Non-profit organizations such as HealthCorps work to educate people on healthy eating and advocate for healthy food choices in an effort to combat obesity.
The American First Lady Michelle Obama is leading an initiative to combat childhood obesity entitled "Let's Move". Mrs. Obama says she aims to wipe out obesity "in a generation". Let's Move! has partnered with other programs.
Ultimately, the United State government are willing to create political solutions that will reduce obesity ratings by “recommending nutrition education, encouraging exercise, and asking the food and beverage industry to promote healthy practices voluntarily” (Kersh, 2009 p. 301). How will the profit seeking food industries even consider creating healthier products? Well to begin with, 2008, New York City was the first city to pass a “labelling bill” that “require[d] restaurants” in several cities and states to “post the caloric content of all regular menu items, in a prominent place and using the same font and format as the price” (Kersh, 2009 p. 304). Consequentially, the newly implemented bill made a difference. Due to a visible caloric label, individuals became more inclined to purchase products with substantially lower calories than those with higher calories. Moreover, restaurants continued to label the amount of calories per meal. As a result, portion sizes were substantially reduced. Portion sizes, seen previously in this essay, have psychologically threatened an individual’s ability to make healthier choices.

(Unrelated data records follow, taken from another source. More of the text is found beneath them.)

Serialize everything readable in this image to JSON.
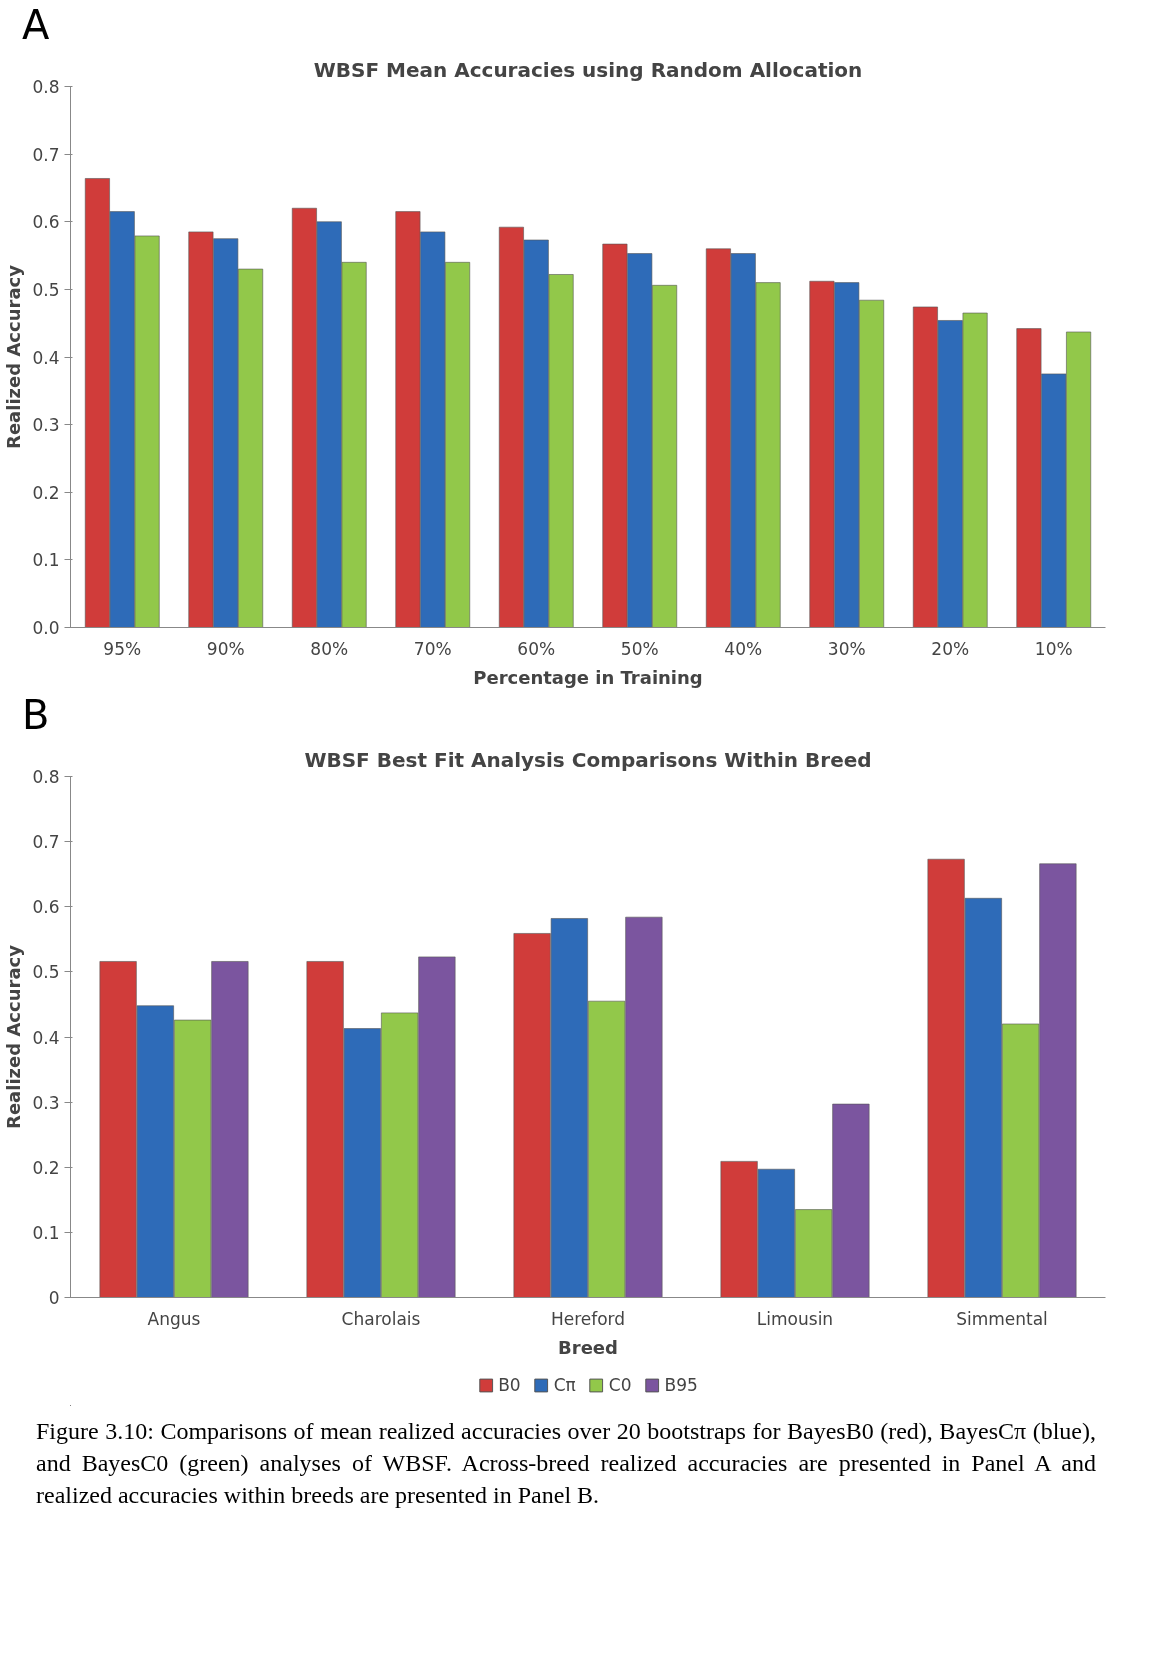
{
  "chart_data": [
    {
      "type": "bar",
      "title": "WBSF Mean Accuracies using Random Allocation",
      "xlabel": "Percentage in Training",
      "ylabel": "Realized Accuracy",
      "categories": [
        "95%",
        "90%",
        "80%",
        "70%",
        "60%",
        "50%",
        "40%",
        "30%",
        "20%",
        "10%"
      ],
      "series": [
        {
          "color": "#d03c3a",
          "values": [
            0.664,
            0.585,
            0.62,
            0.615,
            0.592,
            0.567,
            0.56,
            0.512,
            0.474,
            0.442
          ]
        },
        {
          "color": "#2e6bb8",
          "values": [
            0.615,
            0.575,
            0.6,
            0.585,
            0.573,
            0.553,
            0.553,
            0.51,
            0.454,
            0.375
          ]
        },
        {
          "color": "#92c84a",
          "values": [
            0.579,
            0.53,
            0.54,
            0.54,
            0.522,
            0.506,
            0.51,
            0.484,
            0.465,
            0.437
          ]
        }
      ],
      "ylim": [
        0,
        0.8
      ],
      "yticks": [
        {
          "value": 0,
          "label": "0.0"
        },
        0.1,
        0.2,
        0.3,
        0.4,
        0.5,
        0.6,
        0.7,
        0.8
      ],
      "grid": false,
      "legend": false,
      "annotations": [
        "A"
      ]
    },
    {
      "type": "bar",
      "title": "WBSF Best Fit Analysis Comparisons Within Breed",
      "xlabel": "Breed",
      "ylabel": "Realized Accuracy",
      "categories": [
        "Angus",
        "Charolais",
        "Hereford",
        "Limousin",
        "Simmental"
      ],
      "series": [
        {
          "name": "B0",
          "color": "#d03c3a",
          "values": [
            0.516,
            0.516,
            0.559,
            0.209,
            0.673
          ]
        },
        {
          "name": "Cπ",
          "color": "#2e6bb8",
          "values": [
            0.448,
            0.413,
            0.582,
            0.197,
            0.613
          ]
        },
        {
          "name": "C0",
          "color": "#92c84a",
          "values": [
            0.426,
            0.437,
            0.455,
            0.135,
            0.42
          ]
        },
        {
          "name": "B95",
          "color": "#7b559f",
          "values": [
            0.516,
            0.523,
            0.584,
            0.297,
            0.666
          ]
        }
      ],
      "ylim": [
        0,
        0.8
      ],
      "yticks": [
        0,
        0.1,
        0.2,
        0.3,
        0.4,
        0.5,
        0.6,
        0.7,
        0.8
      ],
      "grid": false,
      "legend": "bottom",
      "annotations": [
        "B",
        "Figure 3.10:  Comparisons of mean realized accuracies over 20 bootstraps for BayesB0 (red), BayesCπ (blue), and BayesC0 (green) analyses of WBSF.  Across-breed realized accuracies are presented in Panel A and realized accuracies within breeds are presented in Panel B."
      ]
    }
  ]
}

Even though these policies are still under evaluation, they have already made a small difference, a difference nevertheless.
In 2008, the School Nutrition Policy Initiative from the state of Pennsylvania decided to pass a law, at the elementary level. These “interventions included removing all sodas, sweetened drinks, and unhealthy snack foods from selected schools, 'social marketing' to encourage the consumption of nutritious foods and outreach to parents” (Kersh, 2009 p. 306). The results were shocking, there was a “50 percent drop in incidence of obesity and overweight”, as opposed to those individuals who were not part of the study (Kersh, 2009, p. 306).
Several reforms have been implemented in schools through government aid, these reforms include “changing food and beverage contracts, making more healthy foods and beverages available, using marketing techniques to promote healthful choices, limiting access to competitive and using fundraising activities to support student health” (Mary Story, Karen M. Kaphingst and Simone French, 2006, p. 118).